The outbreak coincides with a critical shift in U.S. aid architecture. In January 2025, Washington implemented “quadripartite” cuts: withdrawal from WHO, dissolution of USAID, reductions to CDC funding, and decreased health aid to DRC and Uganda—weakening systems vital for epidemic response. Experts warn these cuts may have delayed outbreak detection. Today, DRC has signed a bilateral agreement with the U.S. under an “America First” strategy. Part of health funding has been transferred to the State Department, which pledged $900 million over five years—tied to extractive conditions and a shift from multilateralism to transactional bilateralism. Yet this realignment has left the response framework unclear. With the U.S. no longer part of WHO, the organization’s emergency fund (CFE) is operationally fragile, and other donors have been unable to fill the gap.

Against this backdrop, the response must rely on national institutions in the most affected countries, supported by WHO and NGOs—despite reduced capacities and hostile security environments. WHO, acting within its mandate, declared the outbreak a Public Health Emergency of International Concern (PHEIC) and is coordinating the response. The European Centre for Disease Prevention and Control (ECDC) has issued risk assessments to support coordination, particularly with Africa CDC. On the ground, medical NGOs like Doctors Without Borders and ALIMA have deployed care teams, while the Red Cross of DRC mobilizes volunteers for safe burials, risk communication, and community engagement.

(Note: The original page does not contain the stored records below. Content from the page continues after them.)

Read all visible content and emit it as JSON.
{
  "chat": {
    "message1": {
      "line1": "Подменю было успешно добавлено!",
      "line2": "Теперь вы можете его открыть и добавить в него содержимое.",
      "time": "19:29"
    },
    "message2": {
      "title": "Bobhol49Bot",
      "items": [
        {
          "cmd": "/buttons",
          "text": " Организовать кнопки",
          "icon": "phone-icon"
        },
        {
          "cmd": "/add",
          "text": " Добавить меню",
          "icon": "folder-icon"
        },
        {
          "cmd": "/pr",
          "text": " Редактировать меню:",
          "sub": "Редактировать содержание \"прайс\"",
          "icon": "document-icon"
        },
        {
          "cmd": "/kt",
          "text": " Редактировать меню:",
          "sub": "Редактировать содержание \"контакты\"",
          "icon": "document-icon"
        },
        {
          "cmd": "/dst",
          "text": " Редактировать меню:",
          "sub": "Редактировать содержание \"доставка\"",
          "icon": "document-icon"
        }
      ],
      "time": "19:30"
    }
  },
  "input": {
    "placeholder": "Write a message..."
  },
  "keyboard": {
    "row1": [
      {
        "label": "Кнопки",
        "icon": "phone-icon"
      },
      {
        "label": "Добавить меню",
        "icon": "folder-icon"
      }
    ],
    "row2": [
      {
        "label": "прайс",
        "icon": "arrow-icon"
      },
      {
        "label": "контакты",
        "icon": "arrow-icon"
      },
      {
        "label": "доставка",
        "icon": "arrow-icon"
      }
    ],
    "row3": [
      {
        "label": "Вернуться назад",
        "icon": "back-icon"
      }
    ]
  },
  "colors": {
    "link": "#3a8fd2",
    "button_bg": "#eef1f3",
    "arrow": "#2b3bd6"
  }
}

Still, the humanitarian response remains inadequate to curb the epidemic.

At the continental level, Africa CDC and WHO launched a joint six-month response plan on June 5, 2026, covering June to November and seeking $518 million to support early detection, prevention, and containment. The plan, based on the principle of “one plan, one budget, one team,” aims for coordinated action led by affected countries. So far, only $315.8 million has been pledged—falling short of even a single coordinated framework. This hybrid approach—where African states sign bilateral agreements with the U.S. while coordinating multilaterally—raises questions about long-term effectiveness.